A popular war time poster, brought to the Stanley Bridge Centre for the Nov 14 history circle.

While husbands, brothers and sons were fighting overseas women stepped up at home, taking over farming and other traditionally male occupations, she said.

Phillips brought along small, polished stones from Dieppe Beach, where thousands of Canadians perished in an ill-fated raid in 1942.

“This is why tanks and trucks could not get up the beach,” she said.

“These got caught in the tracks.”

When war ended many servicemen could not bear to come home, so broken in body and spirit they were ashamed to rejoin loved ones.

“Some men disappeared when coming back, they did not know how their families would take them. Others went to the states, went off the radar. They just could not come home to their families. That in itself is a pretty tragic story,” she said.

Joyce’s father served with the North Nova Scotia Highlanders and fought in the D-Day campaign.

A few years ago she followed in his footsteps at Juno and other famous European theatre battles.

Among the Canadians fighting on Juno Beach were four paratroopers from PEI.
Harold Simpson, who went to school in Charlottetown and Souris during the war years, ended up driving transport trucks in Great Britain and just narrowly missed going to battle. When he left school he was 16 and thrilled to be in the military reserve after deciding not to repeat Grade 8.

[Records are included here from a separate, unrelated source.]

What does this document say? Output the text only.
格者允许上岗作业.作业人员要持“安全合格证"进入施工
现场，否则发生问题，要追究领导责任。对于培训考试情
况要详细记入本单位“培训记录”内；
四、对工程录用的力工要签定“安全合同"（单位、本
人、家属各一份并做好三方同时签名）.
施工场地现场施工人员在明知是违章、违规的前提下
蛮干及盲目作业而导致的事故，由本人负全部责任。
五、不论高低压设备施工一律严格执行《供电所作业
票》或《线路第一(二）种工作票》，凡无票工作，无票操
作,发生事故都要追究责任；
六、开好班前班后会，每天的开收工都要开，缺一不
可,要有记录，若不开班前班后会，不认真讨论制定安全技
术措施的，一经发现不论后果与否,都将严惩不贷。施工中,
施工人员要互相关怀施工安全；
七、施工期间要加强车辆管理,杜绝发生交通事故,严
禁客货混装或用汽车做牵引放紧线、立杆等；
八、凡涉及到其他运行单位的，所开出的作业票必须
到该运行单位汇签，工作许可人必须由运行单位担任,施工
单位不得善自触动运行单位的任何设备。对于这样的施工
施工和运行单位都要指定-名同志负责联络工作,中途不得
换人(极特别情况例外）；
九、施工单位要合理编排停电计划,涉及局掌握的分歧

His truck driving license set him free.

One of the attendees at the Nov 14 history circle on the war years peers at documents, photos and other memorabilia collected for evening.

In the days and weeks following the war he visited Antwerp Harbour, watching mines being blown up. He was also deployed to Germany where he visited a two-man submarine base. One of his most compelling memories was that of a close brush with Waffen SS Major General Kurt Mayer, later convicted of war crimes involving the cold-blooded execution of 48 Canadian POWs after the D-Day invasion.

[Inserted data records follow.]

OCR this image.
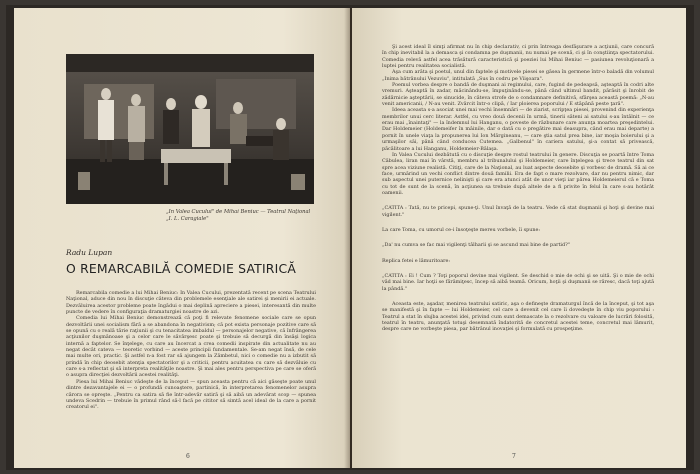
„In Valea Cucului" de Mihai Beniuc — Teatrul Naţional „I. L. Caragiale"
Radu Lupan
O REMARCABILĂ COMEDIE SATIRICĂ

Remarcabila comedie a lui Mihai Beniuc: In Valea Cucului, prezentată recent pe scena Teatrului Naţional, aduce din nou în discuţie câteva din problemele esenţiale ale satirei şi menirii ei actuale. Dezvăluirea acestor probleme poate îngădui o mai deplină apreciere a piesei, interesantă din multe puncte de vedere în configuraţia dramaturgiei noastre de azi.

Comedia lui Mihai Beniuc demonstrează că poţi fi relevate fenomene sociale care se opun dezvoltării unei socialism fără a se abandona în negativism; că pot exista personaje pozitive care să se opună cu o reală tărie raţiunii şi cu tenacitatea imbaldul — personajelor negative, că înfrângerea acţiunilor duşmănoase şi a celor care le săvârşesc poate şi trebuie să decurgă din însăşi logica internă a faptelor. Se înţelege, cu care au încercat a crea comedii inspirate din actualitate nu au negat decât cateva — teoretic vorbind — aceste principii fundamentale. Se-am negat însă, de cele mai multe ori, practic. Şi astfel n-a fost rar să ajungem la Zâmbetul, nici o comedie nu a izbutit să prindă în chip deosebit atenţia spectatorilor şi a criticii, pentru acuitatea cu care să dezvăluie cu care s-a reflectat şi să interpreta realităţile noastre. Şi mai ales pentru perspectiva pe care se oferă o asupra direcţiei dezvoltării acestei realităţi.

Piesa lui Mihai Beniuc vădeşte de la început — spun aceasta pentru că aici găseşte poate unul dintre dezavantajele ei — o profundă cunoaştere, partinică, în interpretarea fenomenelor asupra cărora se opreşte. „Pentru ca satira să fie într-adevăr satiră şi să aibă un adevărat scop — spunea undeva Scedrin — trebuie în primul rând să-l facă pe cititor să simtă acel ideal de la care a pornit creatorul ei".

6

Şi acest ideal îl simţi afirmat nu în chip declarativ, ci prin întreaga desfăşurare a acţiunii, care concură în chip inevitabil la a demasca şi condamna pe duşmanii, nu numai pe scenă, ci şi în conştiinţa spectatorului. Comedia relevă astfel acea trăsătură caracteristică şi poeziei lui Mihai Beniuc — pasiunea revoluţionară a luptei pentru realitatea socialistă.

Aşa cum arăta şi poetul, unul din faptele şi motivele piesei se găsea în germene într-o baladă din volumul „Inima bătrânului Vezuviu", intitulată „Sus în codru pe Viişoara".

Poemul vorbea despre o bandă de duşmani ai regimului, care, fugind de pedeapsă, aşteaptă în codri alte vremuri. Aşteaptă în zadar, măcinându-se, împuţinându-se, până când ultimul bandit, părăsit şi înrobit de zădărnicie aşteptării, se sinucide, în câteva strofe de o condamnare definitivă, sfârşea această poemă: „N-au venit americanii, / N-au venit. Zvârcit într-o clipă, / Iar ploierea poporului / E stăpână peste ţară".

Ideea aceasta s-a asociat unei mai vechi însemnări — de ziarist, scripţea piesei, provenind din experienţa membrilor unui cerc literar. Astfel, cu vreo două decenii în urmă, tinerii săteni ai satului s-au întâlnit — ce erau mai „înaintaţi" — la îndemnul lui Hanganu, o poveste de răzbunare care anunţa moartea preşedintelui. Dar Holdemeier (Holdemeifer în mâinile, dar o dată cu o pregătire mai deasupra, când erau mai departe) a pornit în unele viaţa la propunerea lui Ion Mărgineanu, — care ştia satul prea bine, iar moşia boierului şi a urmaşilor săi, până când conducea Cutemea. „Galbenul" în cariera satului, şi-a contat să privească, păcălitoare a lui Hanganu, Holdemeier-Bălaşa.

In Valea Cucului dezbătută cu o discuţie despre rostul teatrului în genere. Discuţia se poartă între Toma Căbulea, liran mai în vârstă, membru al tribunalului şi Holdemeier, care înţelegea şi trece teatrul din sat spre acea viziune realistă. Citiţi, care de la Naţional, au luat aspecte deosebite şi vorbesc de dramă. Să ai ce face, urmărind un vechi conflict dintre două familii. Era de fapt o mare rezolvare, dar nu pentru nimic, dar sub aspectul unei puternice nelinişti şi care era atunci atât de unor vieţi iar părea Holdemeierul că e Toma cu tot de sunt de la scenă, în acţiunea sa trebuie după altele de a fi privite în felul în care s-au hotărât oamenii.

„CATITA : Tată, nu te pricepi, spune-ţi. Unul învaţă de la teatru. Vede că stat duşmanii şi hoţi şi devine mai vigilent."

La care Toma, cu umorul ce-i însoţeşte mereu vorbele, îi spune:

„Da' nu cumva se fac mai vigilenţi tâlharii şi se ascund mai bine de partid?"

Replica fetei e lămuritoare:

„CATITA : Ei ! Cum ? Toţi poporul devine mai vigilent. Se deschid o mie de ochi şi se uită. Şi o mie de ochi văd mai bine. Iar hoţii se fărâmiţesc, încep să aibă teamă. Oricum, hoţii şi duşmanii se răresc, dacă toţi ajută la pândă."

Aceasta este, aşadar, menirea teatrului satiric, aşa o defineşte dramaturgul încă de la început, şi tot aşa se manifestă şi în fapte — lui Holdemeier, cel care a devenit cel care îi dovedeşte în chip viu poporului : Teatrul a stat în slujba acestei idei, privind cum sunt demascate la o rezolvare cu valoare de lucrări folosită, teatrul în teatru, anunţată totuşi desemnată îndatorită de concretul acestei teme, concretul mai lămurit, despre care ne vorbeşte piesa, par bătrânul inovaţiei şi formulată cu prospeţime.

7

Mayer was in a jeep, guarded by Allied soldiers when he encountered him, he said.

“I was as close to him as I was to you (within a couple of feet),” said Simpson.

Mayer was facing the death penalty for war crimes, but his sentence was commuted to life. He was brought to Canada to serve his sentence in Dorchester and was released after nine years.

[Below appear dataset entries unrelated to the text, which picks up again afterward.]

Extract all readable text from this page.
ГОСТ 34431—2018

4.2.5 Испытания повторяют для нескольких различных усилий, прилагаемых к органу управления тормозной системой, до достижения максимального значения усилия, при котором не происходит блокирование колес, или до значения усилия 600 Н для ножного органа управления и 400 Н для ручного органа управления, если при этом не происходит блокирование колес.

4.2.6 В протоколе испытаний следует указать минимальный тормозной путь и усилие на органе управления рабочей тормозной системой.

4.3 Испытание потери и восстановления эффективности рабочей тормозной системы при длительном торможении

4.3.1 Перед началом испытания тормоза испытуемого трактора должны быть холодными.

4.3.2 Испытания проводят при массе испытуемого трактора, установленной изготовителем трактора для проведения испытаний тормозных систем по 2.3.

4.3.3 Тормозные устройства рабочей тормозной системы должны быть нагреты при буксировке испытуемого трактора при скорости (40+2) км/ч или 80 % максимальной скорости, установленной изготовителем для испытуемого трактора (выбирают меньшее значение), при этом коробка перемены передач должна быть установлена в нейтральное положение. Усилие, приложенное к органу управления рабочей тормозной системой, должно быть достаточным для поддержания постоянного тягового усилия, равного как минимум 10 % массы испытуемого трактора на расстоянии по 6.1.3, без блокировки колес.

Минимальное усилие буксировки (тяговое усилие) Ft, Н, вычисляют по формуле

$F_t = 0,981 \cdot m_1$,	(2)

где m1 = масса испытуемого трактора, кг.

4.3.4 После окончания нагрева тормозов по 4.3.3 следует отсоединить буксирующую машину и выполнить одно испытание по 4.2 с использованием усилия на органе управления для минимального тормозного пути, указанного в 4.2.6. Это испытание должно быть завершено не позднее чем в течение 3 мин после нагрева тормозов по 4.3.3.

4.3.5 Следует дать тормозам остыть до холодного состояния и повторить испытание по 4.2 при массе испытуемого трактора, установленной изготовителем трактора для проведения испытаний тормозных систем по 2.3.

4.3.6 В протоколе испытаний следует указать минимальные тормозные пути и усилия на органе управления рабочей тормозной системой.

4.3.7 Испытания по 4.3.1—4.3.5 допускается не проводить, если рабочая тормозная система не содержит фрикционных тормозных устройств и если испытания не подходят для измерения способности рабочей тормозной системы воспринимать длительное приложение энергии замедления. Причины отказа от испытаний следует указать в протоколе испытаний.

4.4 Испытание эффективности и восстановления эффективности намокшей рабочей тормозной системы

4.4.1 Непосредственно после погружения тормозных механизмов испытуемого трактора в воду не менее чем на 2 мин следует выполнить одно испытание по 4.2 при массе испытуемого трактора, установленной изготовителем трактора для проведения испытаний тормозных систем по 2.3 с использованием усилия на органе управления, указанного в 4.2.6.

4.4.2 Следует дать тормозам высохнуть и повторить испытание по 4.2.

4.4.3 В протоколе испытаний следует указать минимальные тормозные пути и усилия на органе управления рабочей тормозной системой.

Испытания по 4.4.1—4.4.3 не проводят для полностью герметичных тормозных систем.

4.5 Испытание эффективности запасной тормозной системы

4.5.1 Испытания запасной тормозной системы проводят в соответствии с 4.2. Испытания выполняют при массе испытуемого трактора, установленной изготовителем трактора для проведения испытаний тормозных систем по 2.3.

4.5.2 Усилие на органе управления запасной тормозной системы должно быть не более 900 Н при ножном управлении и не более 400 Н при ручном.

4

Lois (MacKay) Campbell, one of nine children in the MacKay family, had four brothers in the service, all of whom served overseas and all of whom went to Europe at the same time in the same convoy, in different ships. Her youngest brother, Leigh, died in Sicily, at just 19 years of age.

One of her brothers, Private Wendall MacKay, won the French government’s Croix de Guerre, among the country’s highest military honours for valor on the battlefield. But he did not escape serious injury in the war. He spent time at England’s Aldershot Military Hospital where eight ribs and a lung were removed. That ended his dream of becoming a doctor, she said.

Anita Gallant, from Stanley Bridge, spoke about her father, who had served in the First World War, and her four brothers-in-law, sons of Henry and Beatrice Gallant, of Bayview. Helen MacEwen talked about her father-in-law, Sgt Herbert S. MacEwen, who served in the First World War. She brought his army jacket with her and some photos of him.

Helen also talked about a nurse from Stanley Bridge who served in the First World War – Hannah Fyfe. She became a registered nurse in Boston and served in the American and Canadian armies. She is buried in Cavendish Cemetery. Her nephew John Fyfe, and his wife Anna (MacDonald), served in the Second World War in the Air Force.

Gerrmany’s surrender made headlines across the country.

Helen talked about her step-mother, Mary MacNutt MacRae, from Ebenezer, who served in the Second World War as a nursing sister in Newfoundland, England, France, Sicily and Italy. After the war she studied to become a public health nurse in the Central Queens area. She also spent a year in Fort Norman, in the Northwest Territories, serving as a mentor to people of all ages.

Other speakers included local resident Stephen Dimond, whose dad just missed service during the war, but who built an impressive career flying giant Hercules aircraft around the world carrying “all kinds of goods”. His dad was just 19 when the war ended and it was an exciting time in his life and in the life of his children.